Today we had a visit from the granddaughter of Percy Daniell, one of Rice’s earliest math professors. She was accompanied by other family members and all of them were friendly and gracious, delighted to see the many letters her grandfather exchanged with President Lovett as they negotiated his arrival in Houston. We also have quite a few photographs of him. Interestingly, most of these are found in student scrapbooks. In the early days of the Institute there was a great deal of easy interaction between the faculty and the students, who were, after all, engaged in the same pursuit: the establishment of a university. The picture at left shows a relaxed Daniell on campus–it came out of Carl Knapp’s (’16) scrapbook. Here’s another, of Daniell and physicists H.A. Wilson and Arthur Hughes taking in a Rice football game in 1915. Daniell is third from the right, in the light colored hat.
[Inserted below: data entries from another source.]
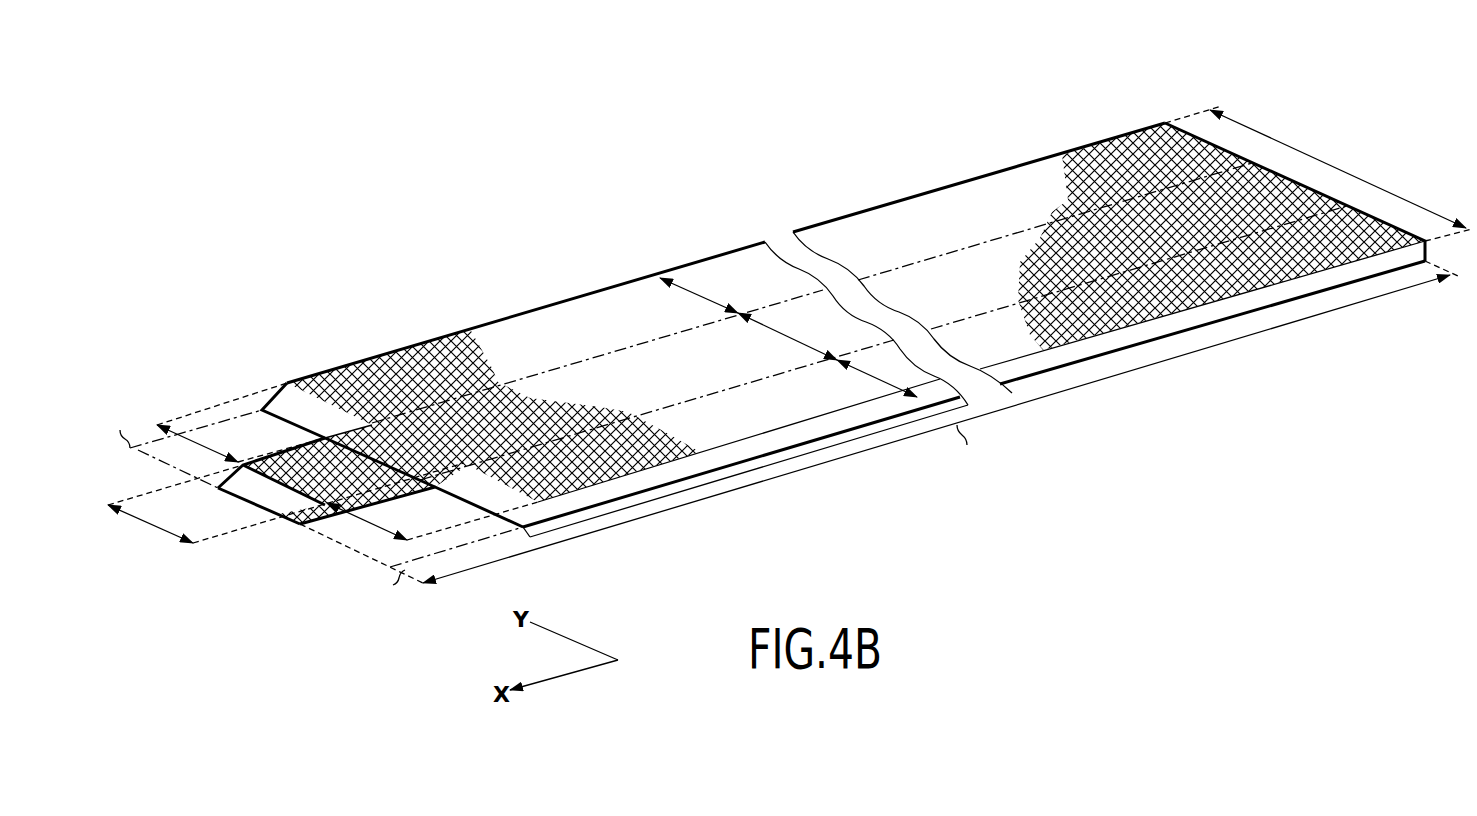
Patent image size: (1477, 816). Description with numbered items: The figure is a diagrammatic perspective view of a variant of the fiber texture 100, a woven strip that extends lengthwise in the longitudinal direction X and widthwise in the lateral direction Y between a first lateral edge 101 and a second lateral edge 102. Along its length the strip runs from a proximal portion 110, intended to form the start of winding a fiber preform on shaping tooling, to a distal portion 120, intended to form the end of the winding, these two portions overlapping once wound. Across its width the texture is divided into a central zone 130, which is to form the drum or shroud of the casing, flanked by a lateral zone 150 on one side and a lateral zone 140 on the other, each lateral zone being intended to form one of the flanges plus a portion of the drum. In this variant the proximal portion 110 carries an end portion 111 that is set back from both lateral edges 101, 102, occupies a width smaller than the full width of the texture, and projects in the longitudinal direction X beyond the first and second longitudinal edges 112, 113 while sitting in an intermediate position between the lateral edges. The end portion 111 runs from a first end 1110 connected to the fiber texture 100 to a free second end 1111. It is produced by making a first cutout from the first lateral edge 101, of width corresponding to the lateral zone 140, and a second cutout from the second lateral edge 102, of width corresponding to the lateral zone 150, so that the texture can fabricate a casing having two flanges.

The fiber texture 100 is at (514, 149).
The first lateral edge 101 is at (727, 465).
The second lateral edge 102 is at (480, 325).
The proximal portion 110 is at (307, 545).
The end portion 111 is at (300, 452).
The first end 1110 is at (440, 487).
The second end 1111 is at (297, 518).
The first longitudinal edge 112 is at (523, 530).
The second longitudinal edge 113 is at (290, 405).
The distal portion 120 is at (1150, 120).
The central zone 130 is at (883, 343).
The lateral zone 140 is at (981, 371).
The lateral zone 150 is at (812, 293).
His granddaughter also left us with some things, including the manuscript he had been working on at the time of his death. We’re very grateful to have this. She also pointed me to a truly fascinating biographical piece about Daniell. I highly recommend it to anyone with an interest in mathematics or history or both. Daniell was a deeply interesting figure and this article sheds light on his time at Rice (he stayed for a decade and did some of his most important work here) as well as the rest of his career.
Here is my colleague Rebecca, at right, showing our treasures to the family:
Bonus: I also ran into some historical characters at the IT Department picnic today. I had a wonderful lunch (so much meat!) and learned some things about the history of computation at Rice. I don’t care who you are, it’s pretty hard to beat that.